Более примечателен конец берлинской истории. Либо на самой Стене, либо в другом месте города, когда он охотился за призраками нацизма, Боуи видел свое имя в граффити, последние две буквы превратились в свастику. В одно мгновение роман фашизма - мысль о том, что он сам мог быть «кровавым добрым Гитлером» - рассеялась.

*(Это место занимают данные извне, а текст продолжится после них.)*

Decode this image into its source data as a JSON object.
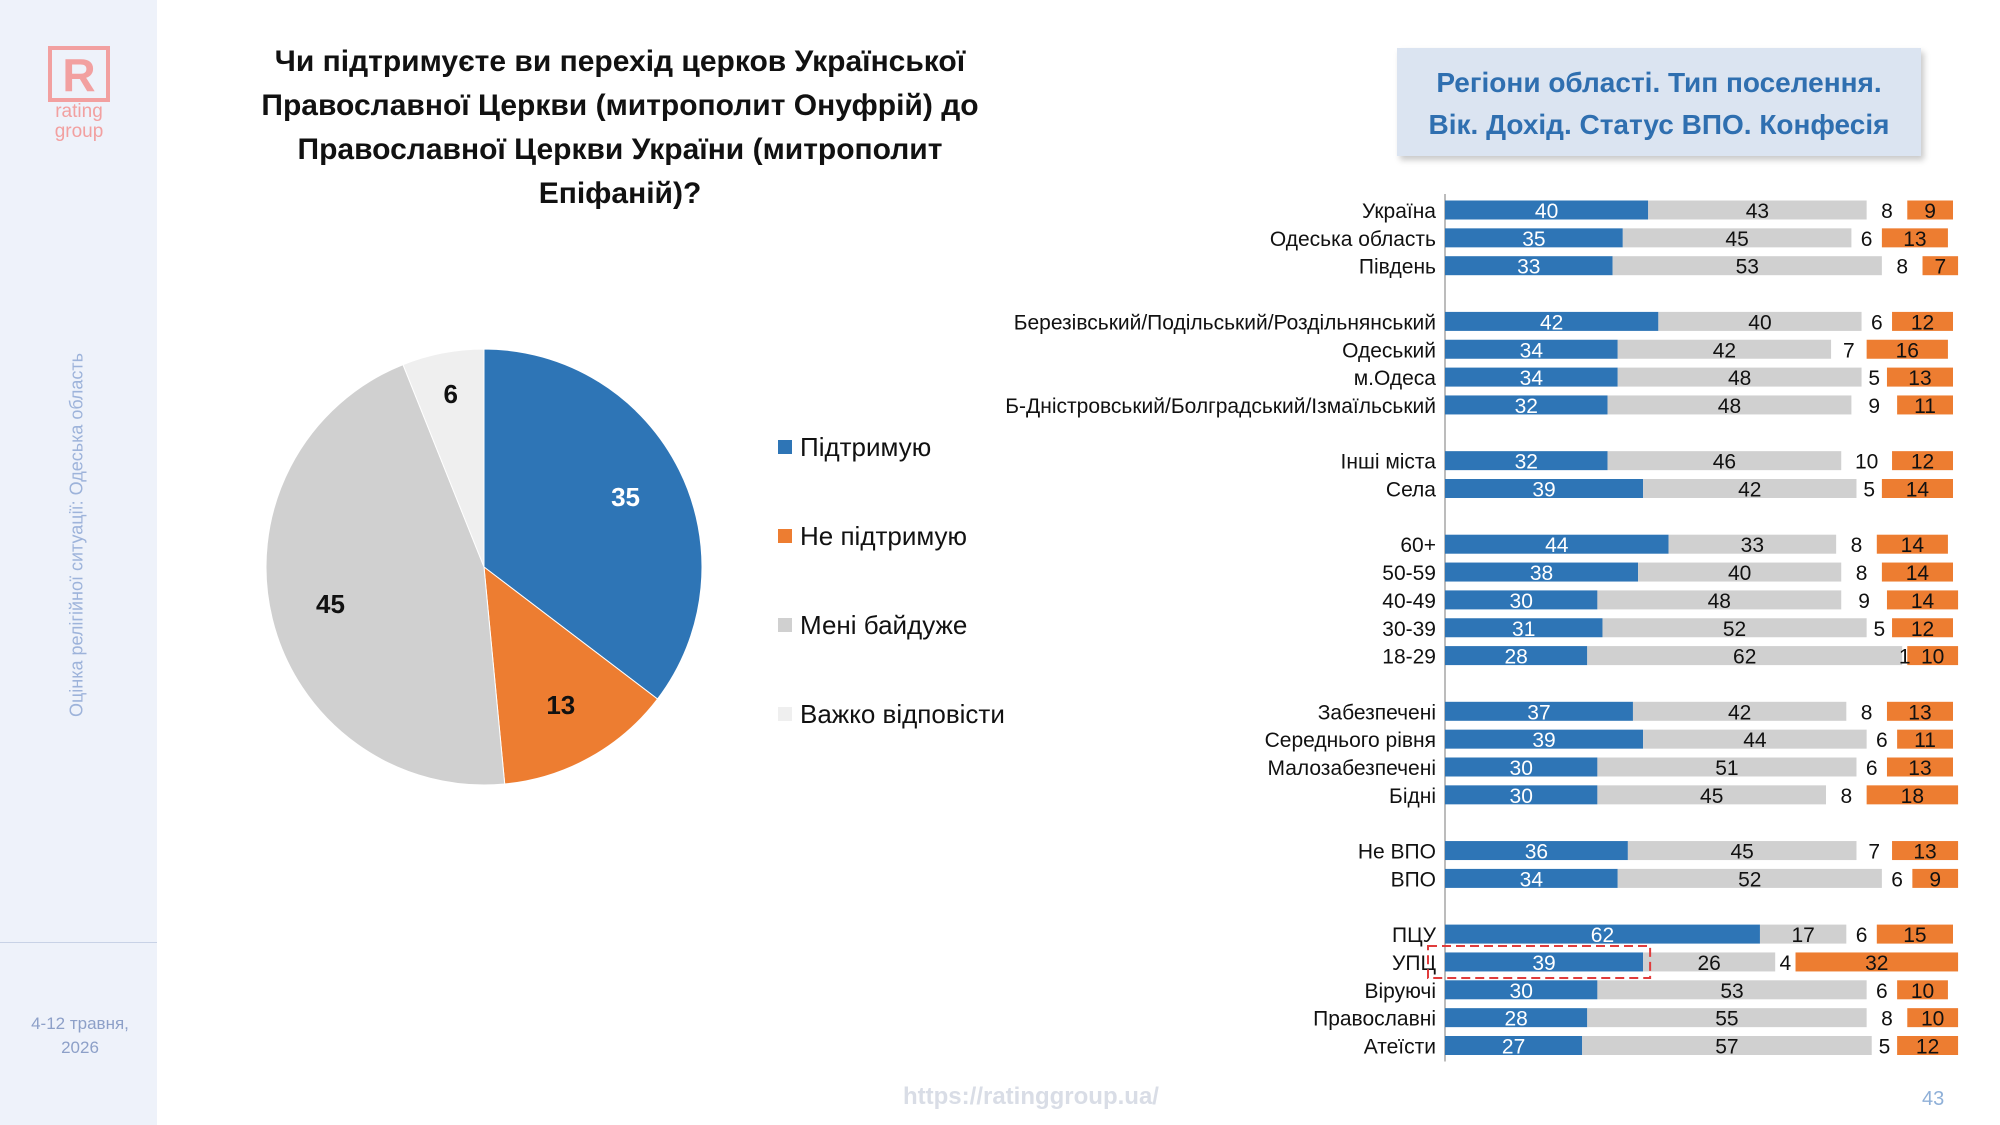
{
  "brand": {
    "logo_letter": "R",
    "logo_line1": "rating",
    "logo_line2": "group"
  },
  "sidebar": {
    "vertical_label": "Оцінка релігійної ситуації: Одеська область",
    "date_line1": "4-12 травня,",
    "date_line2": "2026"
  },
  "title": {
    "line1": "Чи підтримуєте ви перехід церков Української",
    "line2": "Православної Церкви (митрополит Онуфрій) до",
    "line3": "Православної Церкви України (митрополит Епіфаній)?"
  },
  "badge": {
    "line1": "Регіони області. Тип поселення.",
    "line2": "Вік. Дохід. Статус ВПО. Конфесія"
  },
  "footer": {
    "url": "https://ratinggroup.ua/",
    "page_number": "43"
  },
  "colors": {
    "support": "#2e75b6",
    "not_support": "#ed7d31",
    "indifferent": "#d0d0d0",
    "hard_to_say": "#efefef",
    "highlight": "#e03c3c"
  },
  "legend": [
    {
      "label": "Підтримую",
      "color": "#2e75b6"
    },
    {
      "label": "Не підтримую",
      "color": "#ed7d31"
    },
    {
      "label": "Мені байдуже",
      "color": "#d0d0d0"
    },
    {
      "label": "Важко відповісти",
      "color": "#efefef"
    }
  ],
  "chart_data": [
    {
      "type": "pie",
      "slices": [
        {
          "name": "Підтримую",
          "value": 35,
          "color": "#2e75b6"
        },
        {
          "name": "Не підтримую",
          "value": 13,
          "color": "#ed7d31"
        },
        {
          "name": "Мені байдуже",
          "value": 45,
          "color": "#d0d0d0"
        },
        {
          "name": "Важко відповісти",
          "value": 6,
          "color": "#efefef"
        }
      ]
    },
    {
      "type": "bar",
      "orientation": "horizontal",
      "stacked": true,
      "series_names": [
        "Підтримую",
        "Мені байдуже",
        "Важко відповісти",
        "Не підтримую"
      ],
      "series_colors": [
        "#2e75b6",
        "#d0d0d0",
        "#ffffff",
        "#ed7d31"
      ],
      "highlighted_category": "УПЦ",
      "groups": [
        {
          "rows": [
            {
              "label": "Україна",
              "values": [
                40,
                43,
                8,
                9
              ]
            },
            {
              "label": "Одеська область",
              "values": [
                35,
                45,
                6,
                13
              ]
            },
            {
              "label": "Південь",
              "values": [
                33,
                53,
                8,
                7
              ]
            }
          ]
        },
        {
          "rows": [
            {
              "label": "Березівський/Подільський/Роздільнянський",
              "values": [
                42,
                40,
                6,
                12
              ]
            },
            {
              "label": "Одеський",
              "values": [
                34,
                42,
                7,
                16
              ]
            },
            {
              "label": "м.Одеса",
              "values": [
                34,
                48,
                5,
                13
              ]
            },
            {
              "label": "Б-Дністровський/Болградський/Ізмаїльський",
              "values": [
                32,
                48,
                9,
                11
              ]
            }
          ]
        },
        {
          "rows": [
            {
              "label": "Інші міста",
              "values": [
                32,
                46,
                10,
                12
              ]
            },
            {
              "label": "Села",
              "values": [
                39,
                42,
                5,
                14
              ]
            }
          ]
        },
        {
          "rows": [
            {
              "label": "60+",
              "values": [
                44,
                33,
                8,
                14
              ]
            },
            {
              "label": "50-59",
              "values": [
                38,
                40,
                8,
                14
              ]
            },
            {
              "label": "40-49",
              "values": [
                30,
                48,
                9,
                14
              ]
            },
            {
              "label": "30-39",
              "values": [
                31,
                52,
                5,
                12
              ]
            },
            {
              "label": "18-29",
              "values": [
                28,
                62,
                1,
                10
              ]
            }
          ]
        },
        {
          "rows": [
            {
              "label": "Забезпечені",
              "values": [
                37,
                42,
                8,
                13
              ]
            },
            {
              "label": "Середнього рівня",
              "values": [
                39,
                44,
                6,
                11
              ]
            },
            {
              "label": "Малозабезпечені",
              "values": [
                30,
                51,
                6,
                13
              ]
            },
            {
              "label": "Бідні",
              "values": [
                30,
                45,
                8,
                18
              ]
            }
          ]
        },
        {
          "rows": [
            {
              "label": "Не ВПО",
              "values": [
                36,
                45,
                7,
                13
              ]
            },
            {
              "label": "ВПО",
              "values": [
                34,
                52,
                6,
                9
              ]
            }
          ]
        },
        {
          "rows": [
            {
              "label": "ПЦУ",
              "values": [
                62,
                17,
                6,
                15
              ]
            },
            {
              "label": "УПЦ",
              "values": [
                39,
                26,
                4,
                32
              ]
            },
            {
              "label": "Віруючі",
              "values": [
                30,
                53,
                6,
                10
              ]
            },
            {
              "label": "Православні",
              "values": [
                28,
                55,
                8,
                10
              ]
            },
            {
              "label": "Атеїсти",
              "values": [
                27,
                57,
                5,
                12
              ]
            }
          ]
        }
      ]
    }
  ]
}
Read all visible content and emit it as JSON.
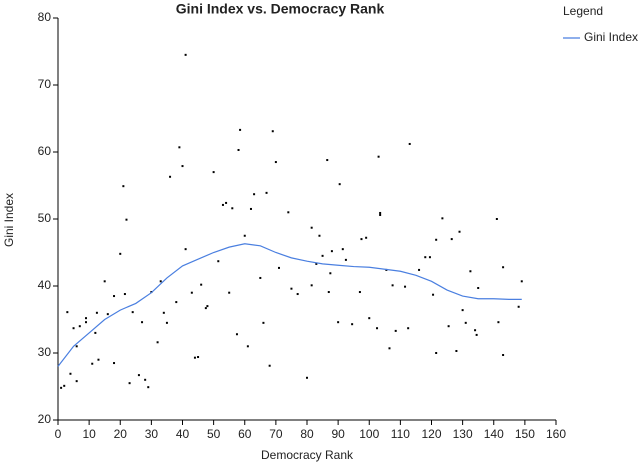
{
  "chart_data": {
    "type": "scatter",
    "title": "Gini Index vs. Democracy Rank",
    "x_label": "Democracy Rank",
    "y_label": "Gini Index",
    "legend_title": "Legend",
    "legend_position": "right",
    "xlim": [
      0,
      160
    ],
    "xticks": [
      0,
      10,
      20,
      30,
      40,
      50,
      60,
      70,
      80,
      90,
      100,
      110,
      120,
      130,
      140,
      150,
      160
    ],
    "ylim": [
      20,
      80
    ],
    "yticks": [
      20,
      30,
      40,
      50,
      60,
      70,
      80
    ],
    "points": {
      "color": "#000000",
      "x": [
        1,
        2,
        3,
        4,
        5,
        6,
        6,
        7,
        9,
        9,
        11,
        12,
        12.5,
        13,
        15,
        16,
        18,
        18,
        20,
        21,
        21.5,
        22,
        23,
        24,
        26,
        27,
        28,
        29,
        30,
        32,
        33,
        34,
        35,
        36,
        38,
        39,
        40,
        41,
        41,
        43,
        44,
        45,
        46,
        47.5,
        48,
        50,
        51.5,
        53,
        54,
        55,
        56,
        57.5,
        58,
        58.5,
        60,
        61,
        62,
        63,
        65,
        66,
        67,
        68,
        69,
        70,
        71,
        74,
        75,
        77,
        80,
        81.5,
        81.5,
        83,
        84,
        85,
        86.5,
        87,
        87.5,
        88,
        90,
        90.5,
        91.5,
        92.5,
        94.5,
        97,
        97.5,
        99,
        100,
        102.5,
        103,
        103.5,
        103.5,
        105.5,
        106.5,
        107.5,
        108.5,
        111.5,
        112.5,
        113,
        116,
        118,
        119.5,
        120.5,
        121.5,
        121.5,
        123.5,
        125.5,
        126.5,
        128,
        129,
        130,
        131,
        132.5,
        134,
        134.5,
        135,
        141,
        141.5,
        143,
        143,
        148,
        149
      ],
      "y": [
        24.8,
        25.1,
        36.1,
        26.9,
        33.7,
        25.8,
        31.0,
        34.0,
        35.2,
        34.6,
        28.4,
        33.0,
        36.0,
        29.0,
        40.7,
        35.8,
        38.5,
        28.5,
        44.8,
        54.9,
        38.8,
        49.9,
        25.5,
        36.1,
        26.7,
        34.6,
        26.0,
        24.9,
        39.1,
        31.6,
        40.7,
        36.0,
        34.5,
        56.3,
        37.6,
        60.7,
        57.9,
        74.5,
        45.5,
        39.0,
        29.3,
        29.4,
        40.2,
        36.7,
        37.0,
        57.0,
        43.7,
        52.1,
        52.4,
        39.0,
        51.6,
        32.8,
        60.3,
        63.3,
        47.5,
        31.0,
        51.5,
        53.7,
        41.2,
        34.5,
        53.9,
        28.1,
        63.1,
        58.5,
        42.7,
        51.0,
        39.6,
        38.8,
        26.3,
        48.7,
        40.1,
        43.3,
        47.5,
        44.5,
        58.8,
        39.1,
        41.9,
        45.2,
        34.6,
        55.2,
        45.5,
        43.9,
        34.3,
        39.1,
        47.0,
        47.2,
        35.2,
        33.7,
        59.3,
        50.9,
        50.6,
        42.4,
        30.7,
        40.1,
        33.3,
        39.9,
        33.7,
        61.2,
        42.4,
        44.3,
        44.3,
        38.7,
        46.9,
        30.0,
        50.1,
        34.0,
        47.0,
        30.3,
        48.1,
        36.4,
        34.5,
        42.2,
        33.4,
        32.7,
        39.7,
        50.0,
        34.6,
        29.7,
        42.8,
        36.9,
        40.7
      ]
    },
    "series": [
      {
        "name": "Gini Index",
        "color": "#4a7fe0",
        "x": [
          0,
          5,
          10,
          15,
          20,
          25,
          30,
          35,
          40,
          45,
          50,
          55,
          60,
          65,
          70,
          75,
          80,
          85,
          90,
          95,
          100,
          105,
          110,
          115,
          120,
          125,
          130,
          135,
          140,
          145,
          149
        ],
        "values": [
          28,
          31,
          33,
          35,
          36.4,
          37.4,
          39,
          41.2,
          43,
          44,
          45,
          45.8,
          46.3,
          46,
          45,
          44.2,
          43.7,
          43.3,
          43.1,
          42.9,
          42.8,
          42.5,
          42.2,
          41.6,
          40.7,
          39.4,
          38.5,
          38.1,
          38.1,
          38,
          38
        ]
      }
    ]
  }
}
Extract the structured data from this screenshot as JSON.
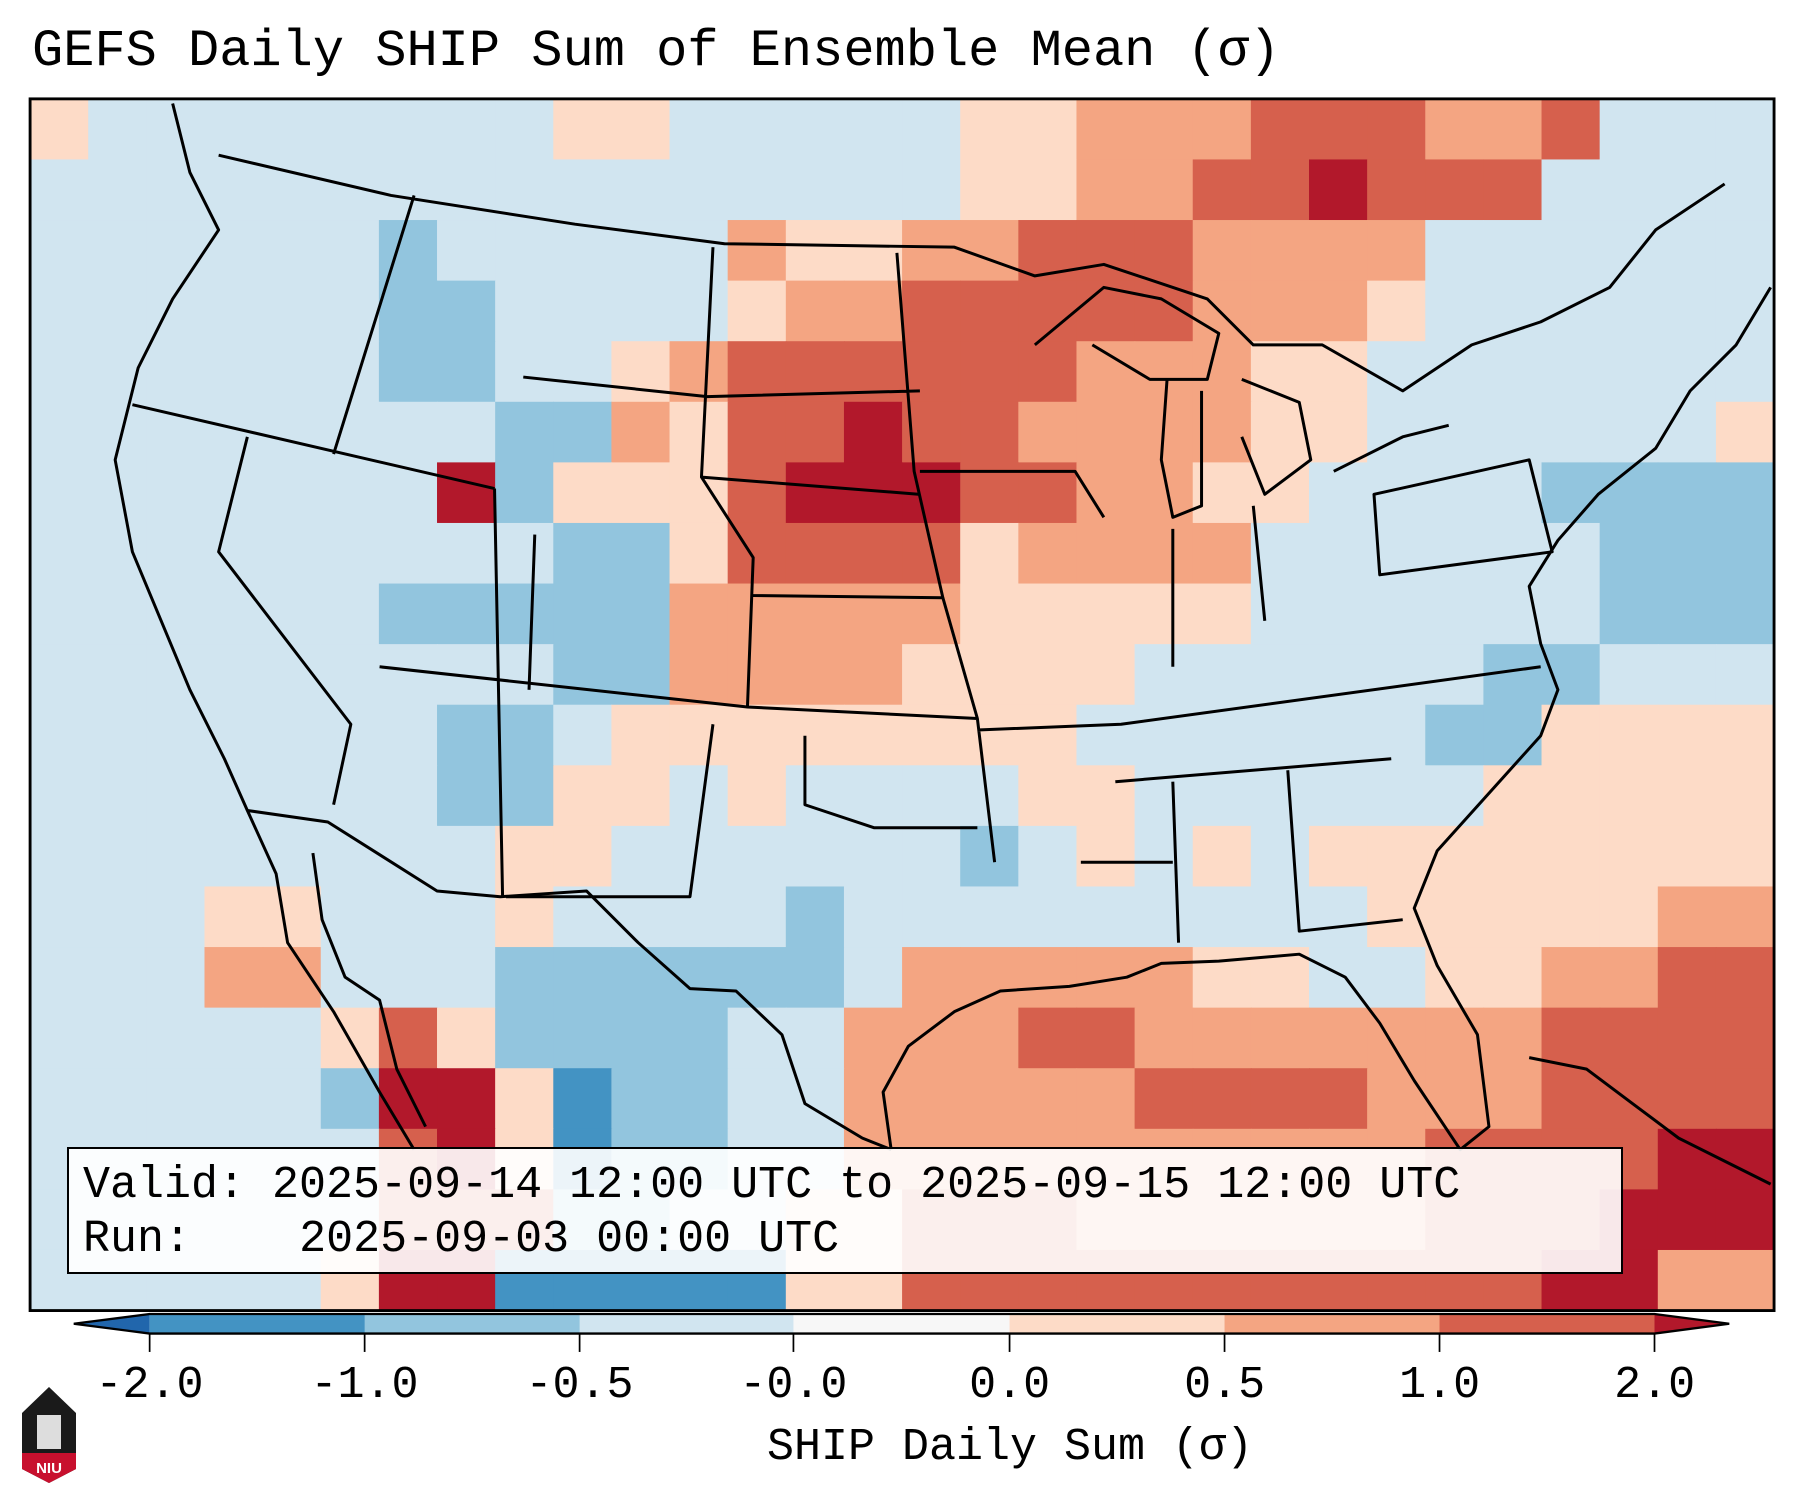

Он, должно быть, понял, что некоторые вещи, потому что завуалированные ссылки на нацизм (если не оккультизм) практически исчезают после его заклинания в Берлине, вы не можете быть туристом. В отличие от тематических намерений, фотостатирование не всегда сводит символы к неразборчиво, но обнародовать и продвигать их вместо.
И этот салют? «Этого не произошло», - поклялся Боуи Melody Maker через год после инцидента на станции Виктория. «Я только махнул. О жизни моего ребенка я помахал ».
Эта история была написана Нилом Стюартом и первоначально появилась в Slow Travel Berlin, который публикует подробные репортажи из города, проводит интимные туры и творческие мастерские, а также выпустил собственный путеводитель, полный инсайдерских советов.